A primeira parada do 457 na zona Sul do Rio de Janeiro é no bairro das Laranjeiras, em frente à sede do Fluminense Football Club. Juninho não parece interessado no rival dos gramados, mas no casal que passeia rente ao muro grená. "Show de bola, hein?!", grita para a moça, que desfila um confortável modelito verão de top e saia curta. Eles fingem não ouvir e seguem em frente. Juninho não desiste, tampouco se intimida com os braços avantajados do sujeito que segura a mão de seu alvo. Vai ver são gringos. "Show de buela!", arrisca. Nada.

"Pros lados de cá é mais difícil pegar mulher, só de vez em quando. Mas lá na minha área eu sou rei", se gaba Juninho, também conhecido como "Peixonauta", graças a um desenho animado brasileiro transmitido pela Discovery Kids. Com seus grandes óculos azuis refletindo a paisagem dominical e o ônibus lotado, ele fala pouco, parando sempre que possível para elogiar a forma física de alguma pedestre. Seu sorriso é malandro, malicioso, carioca. É o responsável por carregar o pequeno embrulho de maconha.
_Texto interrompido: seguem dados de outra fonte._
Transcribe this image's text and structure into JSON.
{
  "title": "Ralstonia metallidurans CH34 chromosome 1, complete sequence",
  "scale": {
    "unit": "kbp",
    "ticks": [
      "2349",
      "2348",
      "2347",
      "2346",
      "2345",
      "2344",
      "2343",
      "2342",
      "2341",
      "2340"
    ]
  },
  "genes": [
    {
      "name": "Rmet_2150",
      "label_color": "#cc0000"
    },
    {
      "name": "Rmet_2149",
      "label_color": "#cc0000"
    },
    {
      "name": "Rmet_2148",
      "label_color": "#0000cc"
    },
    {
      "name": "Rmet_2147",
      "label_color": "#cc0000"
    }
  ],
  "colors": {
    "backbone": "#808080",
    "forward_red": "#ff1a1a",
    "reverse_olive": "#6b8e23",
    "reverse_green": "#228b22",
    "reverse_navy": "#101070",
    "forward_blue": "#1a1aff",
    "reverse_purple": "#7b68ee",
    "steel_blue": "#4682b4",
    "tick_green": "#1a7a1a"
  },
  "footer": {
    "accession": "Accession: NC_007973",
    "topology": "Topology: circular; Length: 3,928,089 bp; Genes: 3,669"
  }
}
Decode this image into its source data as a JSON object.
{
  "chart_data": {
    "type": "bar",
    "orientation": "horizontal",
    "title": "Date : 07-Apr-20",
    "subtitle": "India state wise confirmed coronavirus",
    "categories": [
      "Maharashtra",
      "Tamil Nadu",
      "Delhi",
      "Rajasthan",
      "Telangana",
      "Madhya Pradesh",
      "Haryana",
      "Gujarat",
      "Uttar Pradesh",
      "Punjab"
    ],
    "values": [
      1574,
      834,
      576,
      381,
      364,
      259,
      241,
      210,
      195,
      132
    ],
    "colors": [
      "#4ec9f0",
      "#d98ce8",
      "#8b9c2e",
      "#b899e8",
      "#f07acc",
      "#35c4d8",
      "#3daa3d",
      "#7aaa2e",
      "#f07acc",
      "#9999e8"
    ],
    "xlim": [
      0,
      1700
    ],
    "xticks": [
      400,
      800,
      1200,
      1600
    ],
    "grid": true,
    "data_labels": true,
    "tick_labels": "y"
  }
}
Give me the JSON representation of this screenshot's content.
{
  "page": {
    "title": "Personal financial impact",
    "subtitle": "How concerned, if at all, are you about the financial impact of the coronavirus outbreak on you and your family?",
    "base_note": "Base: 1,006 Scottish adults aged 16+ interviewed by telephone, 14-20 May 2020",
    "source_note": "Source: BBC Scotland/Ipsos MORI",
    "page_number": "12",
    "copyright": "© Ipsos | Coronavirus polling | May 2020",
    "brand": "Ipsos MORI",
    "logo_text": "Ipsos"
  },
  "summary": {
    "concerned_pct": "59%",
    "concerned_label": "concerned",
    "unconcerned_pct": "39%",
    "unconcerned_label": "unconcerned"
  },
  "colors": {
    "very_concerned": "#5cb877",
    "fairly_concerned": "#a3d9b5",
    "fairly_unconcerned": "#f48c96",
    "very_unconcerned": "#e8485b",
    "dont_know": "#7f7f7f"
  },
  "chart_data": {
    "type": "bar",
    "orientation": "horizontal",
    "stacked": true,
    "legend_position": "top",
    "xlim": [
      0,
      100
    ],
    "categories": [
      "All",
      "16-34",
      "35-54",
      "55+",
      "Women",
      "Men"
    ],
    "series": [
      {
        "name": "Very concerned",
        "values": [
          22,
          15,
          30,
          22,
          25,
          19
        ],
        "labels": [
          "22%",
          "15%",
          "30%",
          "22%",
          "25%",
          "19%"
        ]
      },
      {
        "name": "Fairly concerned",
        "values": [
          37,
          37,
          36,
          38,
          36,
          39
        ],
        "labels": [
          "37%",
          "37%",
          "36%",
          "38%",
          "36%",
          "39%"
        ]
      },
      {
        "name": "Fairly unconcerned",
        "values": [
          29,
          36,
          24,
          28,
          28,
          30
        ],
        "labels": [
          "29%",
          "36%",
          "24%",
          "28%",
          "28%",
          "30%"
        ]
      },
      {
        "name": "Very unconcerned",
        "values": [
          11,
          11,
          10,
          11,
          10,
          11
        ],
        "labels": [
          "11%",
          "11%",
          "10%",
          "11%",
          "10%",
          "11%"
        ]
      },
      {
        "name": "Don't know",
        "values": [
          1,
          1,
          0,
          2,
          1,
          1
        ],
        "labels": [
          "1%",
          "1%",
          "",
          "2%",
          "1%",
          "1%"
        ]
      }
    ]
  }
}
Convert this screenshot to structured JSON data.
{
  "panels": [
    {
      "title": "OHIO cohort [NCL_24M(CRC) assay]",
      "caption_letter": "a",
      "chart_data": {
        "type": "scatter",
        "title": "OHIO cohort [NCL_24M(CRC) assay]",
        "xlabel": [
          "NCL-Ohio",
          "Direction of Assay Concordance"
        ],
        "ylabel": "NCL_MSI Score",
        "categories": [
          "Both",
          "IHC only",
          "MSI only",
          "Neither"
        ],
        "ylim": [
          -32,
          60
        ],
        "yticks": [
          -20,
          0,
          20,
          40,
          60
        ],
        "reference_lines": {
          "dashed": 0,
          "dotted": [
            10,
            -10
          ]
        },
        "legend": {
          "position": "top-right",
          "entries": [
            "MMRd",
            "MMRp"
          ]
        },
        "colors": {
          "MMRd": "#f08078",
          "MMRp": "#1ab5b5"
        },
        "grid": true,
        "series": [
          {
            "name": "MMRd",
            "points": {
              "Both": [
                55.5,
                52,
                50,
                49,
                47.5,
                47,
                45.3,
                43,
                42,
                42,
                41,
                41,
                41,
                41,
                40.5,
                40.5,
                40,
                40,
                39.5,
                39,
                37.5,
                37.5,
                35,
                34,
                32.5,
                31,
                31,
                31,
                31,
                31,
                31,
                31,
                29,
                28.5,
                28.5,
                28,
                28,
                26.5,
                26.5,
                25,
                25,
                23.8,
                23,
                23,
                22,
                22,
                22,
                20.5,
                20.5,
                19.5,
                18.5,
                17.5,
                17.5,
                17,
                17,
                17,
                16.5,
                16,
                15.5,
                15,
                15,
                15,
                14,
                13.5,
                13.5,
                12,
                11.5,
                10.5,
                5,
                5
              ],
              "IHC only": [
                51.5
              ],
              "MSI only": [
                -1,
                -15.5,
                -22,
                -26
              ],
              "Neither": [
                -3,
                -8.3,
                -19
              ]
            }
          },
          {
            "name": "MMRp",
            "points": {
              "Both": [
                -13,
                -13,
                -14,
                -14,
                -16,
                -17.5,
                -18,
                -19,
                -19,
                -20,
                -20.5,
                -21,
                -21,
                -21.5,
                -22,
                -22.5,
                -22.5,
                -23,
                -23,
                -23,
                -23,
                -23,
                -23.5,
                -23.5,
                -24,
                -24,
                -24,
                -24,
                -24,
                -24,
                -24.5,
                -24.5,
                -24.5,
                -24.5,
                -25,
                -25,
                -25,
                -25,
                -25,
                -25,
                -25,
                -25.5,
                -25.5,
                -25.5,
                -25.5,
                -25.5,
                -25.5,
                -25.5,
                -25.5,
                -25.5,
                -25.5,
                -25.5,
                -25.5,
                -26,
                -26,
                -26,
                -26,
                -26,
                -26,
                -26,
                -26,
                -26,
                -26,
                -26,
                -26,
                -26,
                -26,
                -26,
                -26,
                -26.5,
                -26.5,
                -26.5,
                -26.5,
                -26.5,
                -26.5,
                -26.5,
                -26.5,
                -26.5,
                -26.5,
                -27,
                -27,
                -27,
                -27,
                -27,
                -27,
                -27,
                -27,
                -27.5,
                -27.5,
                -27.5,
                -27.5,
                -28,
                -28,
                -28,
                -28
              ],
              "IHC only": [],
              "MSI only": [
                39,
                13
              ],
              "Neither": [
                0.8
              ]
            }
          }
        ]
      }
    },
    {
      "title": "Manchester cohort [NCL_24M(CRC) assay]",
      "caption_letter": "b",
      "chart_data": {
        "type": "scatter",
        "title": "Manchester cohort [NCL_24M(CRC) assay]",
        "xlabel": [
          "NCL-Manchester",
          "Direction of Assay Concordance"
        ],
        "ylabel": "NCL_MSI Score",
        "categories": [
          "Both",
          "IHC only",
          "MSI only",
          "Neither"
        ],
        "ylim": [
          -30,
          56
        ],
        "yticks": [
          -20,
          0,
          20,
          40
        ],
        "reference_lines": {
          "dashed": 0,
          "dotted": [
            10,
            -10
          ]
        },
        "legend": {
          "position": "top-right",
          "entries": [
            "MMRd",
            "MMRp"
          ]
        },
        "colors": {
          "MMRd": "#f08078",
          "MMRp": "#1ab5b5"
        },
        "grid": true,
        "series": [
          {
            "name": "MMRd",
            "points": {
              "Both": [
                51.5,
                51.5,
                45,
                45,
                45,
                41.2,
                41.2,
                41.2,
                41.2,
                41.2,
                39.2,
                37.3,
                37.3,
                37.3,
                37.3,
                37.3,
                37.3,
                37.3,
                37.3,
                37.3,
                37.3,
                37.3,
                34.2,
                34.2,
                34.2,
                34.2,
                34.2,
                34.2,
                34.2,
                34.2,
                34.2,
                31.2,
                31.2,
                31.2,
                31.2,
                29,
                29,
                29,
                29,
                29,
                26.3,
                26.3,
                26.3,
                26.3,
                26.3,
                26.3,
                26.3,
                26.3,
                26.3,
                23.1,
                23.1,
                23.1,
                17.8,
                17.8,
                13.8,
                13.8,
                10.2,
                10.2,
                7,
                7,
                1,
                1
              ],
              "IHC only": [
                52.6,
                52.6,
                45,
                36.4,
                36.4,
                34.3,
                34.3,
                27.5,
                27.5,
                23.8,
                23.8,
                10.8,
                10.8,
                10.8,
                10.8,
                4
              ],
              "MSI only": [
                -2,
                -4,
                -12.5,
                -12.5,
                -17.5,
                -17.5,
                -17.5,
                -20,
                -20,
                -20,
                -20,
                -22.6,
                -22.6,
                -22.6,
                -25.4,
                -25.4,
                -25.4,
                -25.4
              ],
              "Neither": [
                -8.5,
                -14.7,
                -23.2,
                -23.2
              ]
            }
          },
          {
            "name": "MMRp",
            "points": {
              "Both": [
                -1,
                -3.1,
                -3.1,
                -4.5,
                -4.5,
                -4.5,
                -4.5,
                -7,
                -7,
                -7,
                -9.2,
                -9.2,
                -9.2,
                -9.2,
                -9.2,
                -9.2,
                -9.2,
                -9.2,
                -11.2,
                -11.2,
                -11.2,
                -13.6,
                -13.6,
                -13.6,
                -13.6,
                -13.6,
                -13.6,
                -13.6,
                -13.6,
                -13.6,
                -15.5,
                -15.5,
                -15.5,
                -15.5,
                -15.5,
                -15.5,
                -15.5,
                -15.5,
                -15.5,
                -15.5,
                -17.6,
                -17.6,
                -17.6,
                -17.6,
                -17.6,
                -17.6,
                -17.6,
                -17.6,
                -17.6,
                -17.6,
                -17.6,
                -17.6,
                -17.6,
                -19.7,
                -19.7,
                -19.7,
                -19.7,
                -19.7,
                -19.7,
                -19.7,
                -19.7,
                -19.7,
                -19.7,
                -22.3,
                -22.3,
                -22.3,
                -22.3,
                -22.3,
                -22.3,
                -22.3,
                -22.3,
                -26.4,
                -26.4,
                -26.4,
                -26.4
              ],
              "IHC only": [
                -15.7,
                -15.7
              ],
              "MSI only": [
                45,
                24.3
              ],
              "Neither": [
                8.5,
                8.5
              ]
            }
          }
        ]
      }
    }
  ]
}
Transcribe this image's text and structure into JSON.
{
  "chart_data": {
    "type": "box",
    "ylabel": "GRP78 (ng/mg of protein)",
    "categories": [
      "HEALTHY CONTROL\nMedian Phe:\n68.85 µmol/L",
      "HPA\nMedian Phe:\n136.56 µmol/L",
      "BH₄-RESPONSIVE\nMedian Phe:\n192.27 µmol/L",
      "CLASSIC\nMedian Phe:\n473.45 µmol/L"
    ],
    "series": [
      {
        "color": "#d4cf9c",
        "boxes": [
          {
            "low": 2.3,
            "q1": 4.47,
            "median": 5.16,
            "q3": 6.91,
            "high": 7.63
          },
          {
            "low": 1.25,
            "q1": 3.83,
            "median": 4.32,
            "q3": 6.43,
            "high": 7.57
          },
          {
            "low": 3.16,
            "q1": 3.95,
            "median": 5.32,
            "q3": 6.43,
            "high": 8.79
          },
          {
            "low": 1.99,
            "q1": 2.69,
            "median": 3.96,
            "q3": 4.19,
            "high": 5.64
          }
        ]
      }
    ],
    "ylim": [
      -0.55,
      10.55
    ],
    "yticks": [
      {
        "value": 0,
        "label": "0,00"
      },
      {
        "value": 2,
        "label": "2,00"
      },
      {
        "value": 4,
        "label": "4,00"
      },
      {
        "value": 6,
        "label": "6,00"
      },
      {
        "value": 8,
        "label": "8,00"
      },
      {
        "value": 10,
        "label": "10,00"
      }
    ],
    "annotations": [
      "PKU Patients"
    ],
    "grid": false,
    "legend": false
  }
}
"Todo mundo gosta de fumar um, meu irmão. Outro dia umas coroas lá de Ipanema fumaram com a gente, elas tinham um baseado enorme", conta Juninho, que tradicionalmente passa a maior parte dos domingos praianos dividindo um "cigarrinho do capeta" com o amigo Playboy nas pedras do Arpoador. O problema é quando a Polícia surpreende o grupo. Da última vez, precisaram "colaborar" com R$50 para não irem à delegacia. Beto defende a legalização. "Cara, maconha é erva. Não faz mal, só faz bem à saúde". "Aí também não", corta Peixe. "Faz mal, sim. Come o seu cérebro bem lentamente". Os outros ameaçam protestar, mas o mais velho não cede: "Eu estudo, eu leio. Vocês, não". Resignados, se calam.

Uma hora e vinte minutos depois de deixar a Abolição, o B42563 enfim chega ao ponto final da linha 457. Praça General Osório. Vários passageiros já haviam descido ao longo da praia de Copacabana, mas ainda assim a fila para descer do veículo é extensa. O “Bonde do Barata” sai por último e, sem perder tempo, segue o caminho do mar. Mais alguns minutos pelo calçadão, buscando o Arpoador de costas para o Dois Irmãos. Risadas para um turista barbudo incrivelmente vermelho, cantadas para as meninas que passam por todos os lados.

Eles dispensam cadeiras e barracas, jogando seus pertences e os próprios corpos na areia quente. Juninho e Playboy vão imediatamente às pedras. Barata permanece sentado, resmungando sobre a postura infantil de Fom e Beto, que brincam de chutar água um no outro. Peixe se levanta, se livra da camisa e deixa suas pegadas até a beira do oceano. Ele se detém com as canelas submersas, digerindo em silêncio a ruidosa alegria da orla: ondas, crianças, famílias, playboys, farofeiros, ambulantes, surfistas, namorados, amigos. Ajeita pela última vez os cordões da bermuda, toma fôlego e some na multidão, encharcando cada uma de suas células no gelado mar de Ipanema.

 

*Os jovens pediram para não terem seus sobrenomes divulgados.